Substansinya Sama?

Acap kali terdengar ada orang yang berkata, “Substansinya kan sama.” Perkataan ini biasa diucapkan manakala perbincangan dalam suatu diskusi atau perdebatan menemukan puncaknya. Saat tidak menemukan jawaban, maka salah satu pihak yang terlibat dalam diskusi tersebut akan mengeluarkan jurus terakhir, yaitu perkataan di atas.
Saya sendiri beberapa kali mendengar langsung ucapan itu. Baik terkait langsung dengan pekerjaan saya, maupun tidak. Pernah satu kali saya mendengar perbincangan atau diskusi antara 2 (dua) orang. Dalam diskusi itu salah satunya menyarankan untuk membuat penjelasan berupa larangan dalam petunjuk teknis (juknis). Gunanya untuk memberikan kejelasan kepada pembaca dan pelaksana terkait apa saja yang boleh dan apa saja yang tidak boleh (dilarang). Namun, orang yang disarankan nampaknya tidak begitu menerima saran tersebut. Setelah berbicara dan berargumen panjang lebar tapi argumennya itu bisa dipatahkan maka dia mengatakan, “Ya, pada substansinya kan sama saja.”
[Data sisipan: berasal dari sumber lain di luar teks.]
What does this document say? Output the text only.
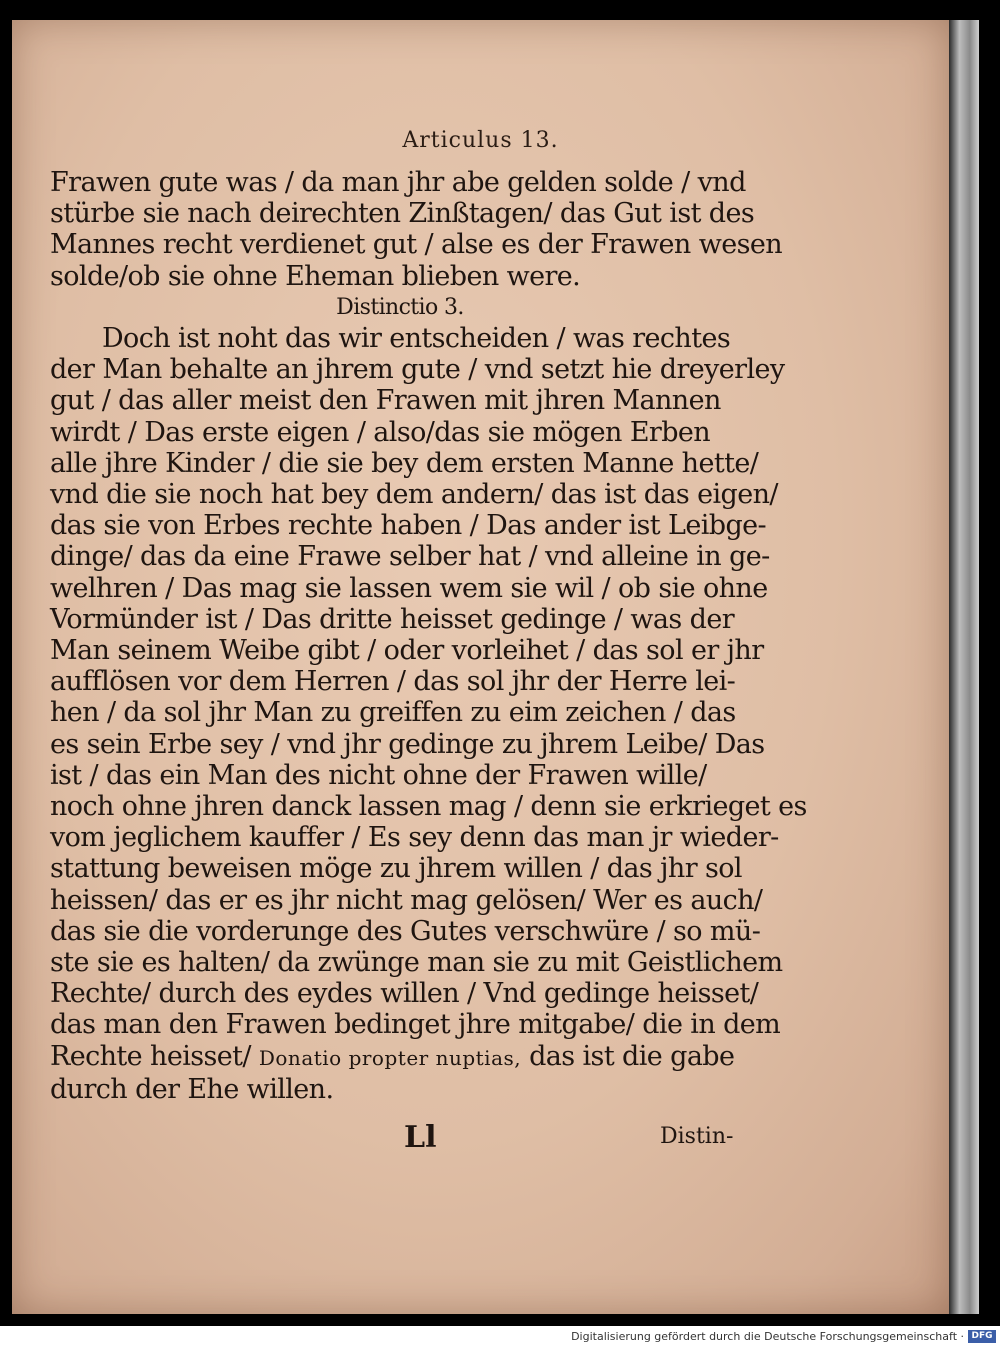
Articulus 13.
Frawen gute was / da man jhr abe gelden solde / vnd
stürbe sie nach deirechten Zinßtagen/ das Gut ist des
Mannes recht verdienet gut / alse es der Frawen wesen
solde/ob sie ohne Eheman blieben were.
Distinctio 3.
Doch ist noht das wir entscheiden / was rechtes
der Man behalte an jhrem gute / vnd setzt hie dreyerley
gut / das aller meist den Frawen mit jhren Mannen
wirdt / Das erste eigen / also/das sie mögen Erben
alle jhre Kinder / die sie bey dem ersten Manne hette/
vnd die sie noch hat bey dem andern/ das ist das eigen/
das sie von Erbes rechte haben / Das ander ist Leibge-
dinge/ das da eine Frawe selber hat / vnd alleine in ge-
welhren / Das mag sie lassen wem sie wil / ob sie ohne
Vormünder ist / Das dritte heisset gedinge / was der
Man seinem Weibe gibt / oder vorleihet / das sol er jhr
aufflösen vor dem Herren / das sol jhr der Herre lei-
hen / da sol jhr Man zu greiffen zu eim zeichen / das
es sein Erbe sey / vnd jhr gedinge zu jhrem Leibe/ Das
ist / das ein Man des nicht ohne der Frawen wille/
noch ohne jhren danck lassen mag / denn sie erkrieget es
vom jeglichem kauffer / Es sey denn das man jr wieder-
stattung beweisen möge zu jhrem willen / das jhr sol
heissen/ das er es jhr nicht mag gelösen/ Wer es auch/
das sie die vorderunge des Gutes verschwüre / so mü-
ste sie es halten/ da zwünge man sie zu mit Geistlichem
Rechte/ durch des eydes willen / Vnd gedinge heisset/
das man den Frawen bedinget jhre mitgabe/ die in dem
Rechte heisset/ Donatio propter nuptias, das ist die gabe
durch der Ehe willen.
Ll	Distin-
Digitalisierung gefördert durch die Deutsche Forschungsgemeinschaft · DFG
Di lain waktu saya pernah mendengar 2 (dua) orang yang sedang asyik terlibat perbincangan di dalam masjid. Kebetulan suara mereka berdua cukup keras dan tepat di belakang saya sehingga apa yang dibincangkan terdengar jelas di telinga saya. Ternyata, mereka berdua sedang membicarakan orang lain. Inti ceritanya adalah salah satu di antara mereka berdua tidak terima dengan pendapat orang lain tersebut. Dia yang tidak terima berkata kepada orang lain itu, “Kenapa harus dipersulit? Jangan selalu mengandalkan undang-undang atau peraturan karena bisa saja peraturan itu sudah tidak sesuai lagi dengan perkembangan zaman. Apa yang saya lakukan bisa dibenarkan karena substansinya kan sama.” Demikian lah perbincangan mereka.
Apa itu substansi
Substansi adalah watak yang sebenarnya dari sesuatu; isi; pokok; inti. (KBBI) Dengan demikian, ketika kata substansi diucapkan maka tersirat makna yang mendalam. Makna yang mungkin hanya bisa dipahami oleh kalangan tertentu saja. Begitu dalam dan luasnya makna kata substansi sehingga suatu keadaan, benda, zat, atau apa pun itu tidak akan ada tanpa kewujudan substansi. Substansi menjadi faktor utama adanya segala sesuatu.
Dalam dan luasnya makna substansi semestinya tidak menjadikan orang terlalu mudah mengucapkannya. Karena dikhawatirkan apa yang ia ucapkan justru tidak ia pahami atau pemahaman yang ia miliki ternyata kurang tepat. Akibatnya apa yang diharapkan akan didapatkan dari sebuah diskusi atau perdebatan malah tidak mendapatkan apa-apa. Alangkah bijak jika penggunaan kata ini perlu disertai dengan kehati-hatian.
Mayoritas tidak paham substansi
Jika kita dihadapkan pada posisi orang yang sedang berdiskusi dan lawan bicara kita mengeluarkan jurus ampuh ini lalu apa yang dapat kita lakukan? Apa kira-kira jawaban kita yang dapat mematahkan kata itu? Sebenarnya, untuk memberikan jawaban terhadap kata yang memiliki makna yang dalam dan luas tidak lah mudah. Akan dibutuhkan penjelasan yang panjang. Tapi, setidaknya kita dapat memberikan jawaban sederhana untuk menyelesaikan permasalahan ini. Jawaban sederhana yang dapat diberikan adalah dengan membawa kata substansi ini ke kehidupan sehari-hari.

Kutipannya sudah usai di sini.